Praxiswissen zur Gefälleausbildung
Die ÖNorm B 3691 Planung und Ausführung von Dachabdichtungen in der Ausgabe vom 1. 12. 2012 sagt über das Gefälle Folgendes aus: „Unter dem Begriff Regelgefälle ist die Neigung einer Dachfläche in Falllinie zu verstehen und muss mindestens 2 % aufweisen. Die Erhöhung des Regelgefälles gegenüber den vor 1. 12. 2012 gültigen Normenwerken beträgt somit 0,2 %." Dies betrifft grundsätzlich massive Bauteile, wo es zu keiner weiteren Formänderung im Untergrund kommt. Achtung: Unter Formänderung ist beispielsweise auch die Durchbiegung des Untergrundes unter nutzungsbedingter Belastung zu verstehen.

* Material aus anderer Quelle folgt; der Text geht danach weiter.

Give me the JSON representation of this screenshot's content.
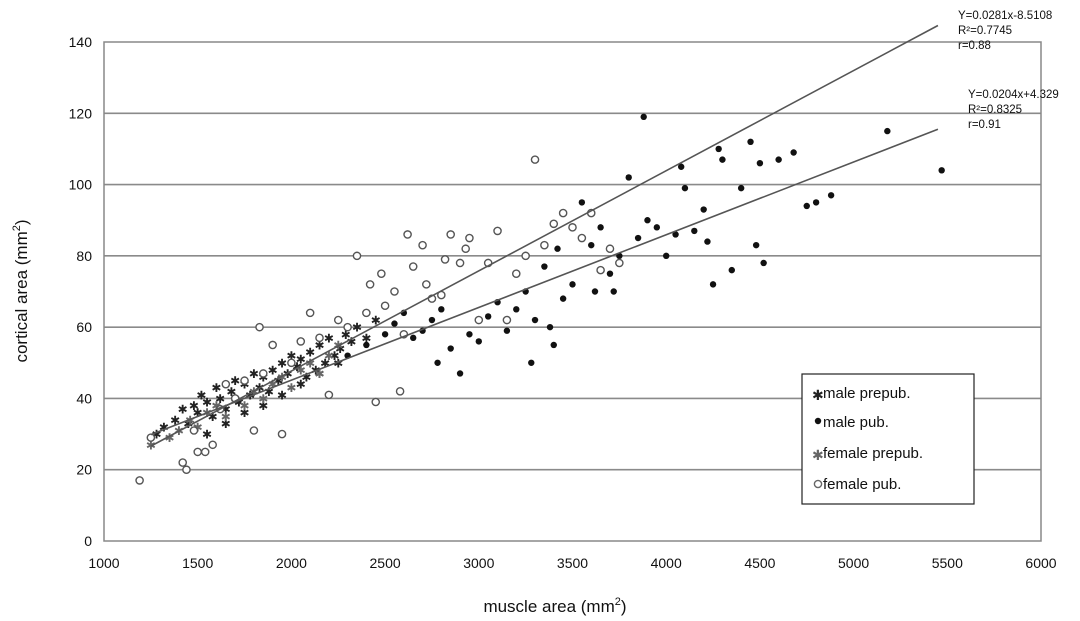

Neigung von Profilblech- und Holzdachaufbauten
Speziell zur Neigung von Profilblech- und Holzdachaufbauten wird in der ÖNorm B 3691 sehr klar Position bezogen: „Das Regelgefälle beträgt mind. 3?%. Eine Reduktion des Regelgefälles auf 2% wie bei massiven Bauteilen wäre nur dann zulässig, wenn die Dimensionierung der Profilbleche oder Holzdecken auch bei ungünstigen Lastfällen (z. B. maximale Schneelast auf der Dachfläche) das Regelgefälle von 2 % nicht unterschreiten lassen.” Eine Reduktion um ein Prozent des zwei- oder dreiprozentigen Regelgefälles ist nur in kleinflächigen Quergefällebereichen, deren Kehlen zu den Entwässerungspunkten orientiert sind, zulässig. Dies betrifft beispielsweise kleinflächige Gegengefällekeile zu Entwässerungsgullys, die häufig im Dachrandbereichen eingesetzt werden.

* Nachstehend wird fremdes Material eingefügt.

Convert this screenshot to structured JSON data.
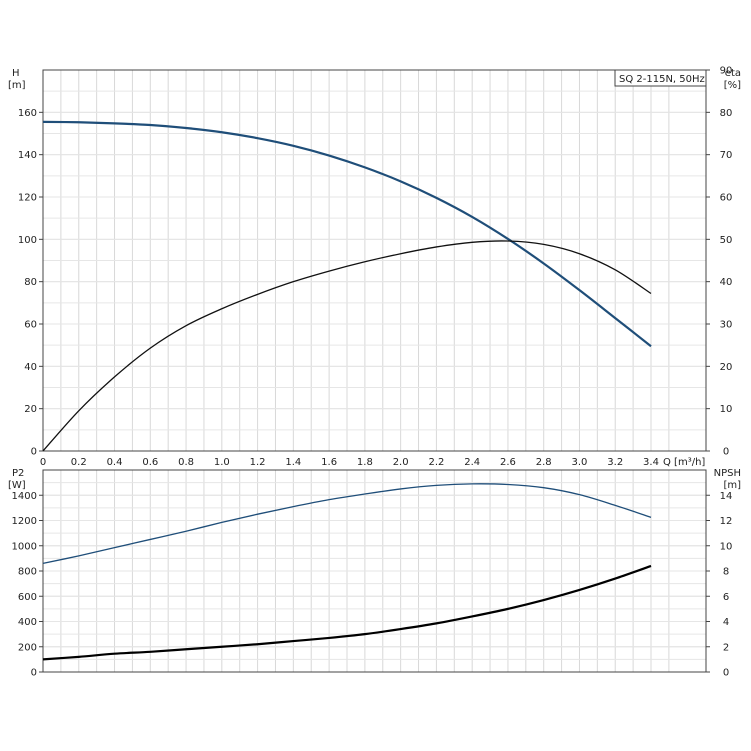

Zulässige Unterschreitung des Regelgefälles
Im Sanierungsfall einer Dachfläche stellen sich vielfach Probleme mit Hochzugshöhen ein, insbesondere bei Dachrand-, Wand- und Türanschlüssen. Dies berücksichtigt die ÖNorm B 3691 insofern, als eine Unterschreitung des Regelgefälles zulässig wird. Bei Dächern der Kategorie K1 und Kategorie K2 darf das Regelgefälle dann um 50 Prozent unterschritten werden. Dies ergibt beispielsweise bei Dächern der Kategorie K2, dass in Falllinie gemessen ein Mindestgefälle von einem Prozent sichergestellt sein muss, sofern die Abdichtungsbahn auf Kategorie K3 aufgewertet wird. Die durch erhöhten Wasseranstau auf der Dachfläche anfallenden zusätzlichen Lasten müssen statisch berücksichtigt werden.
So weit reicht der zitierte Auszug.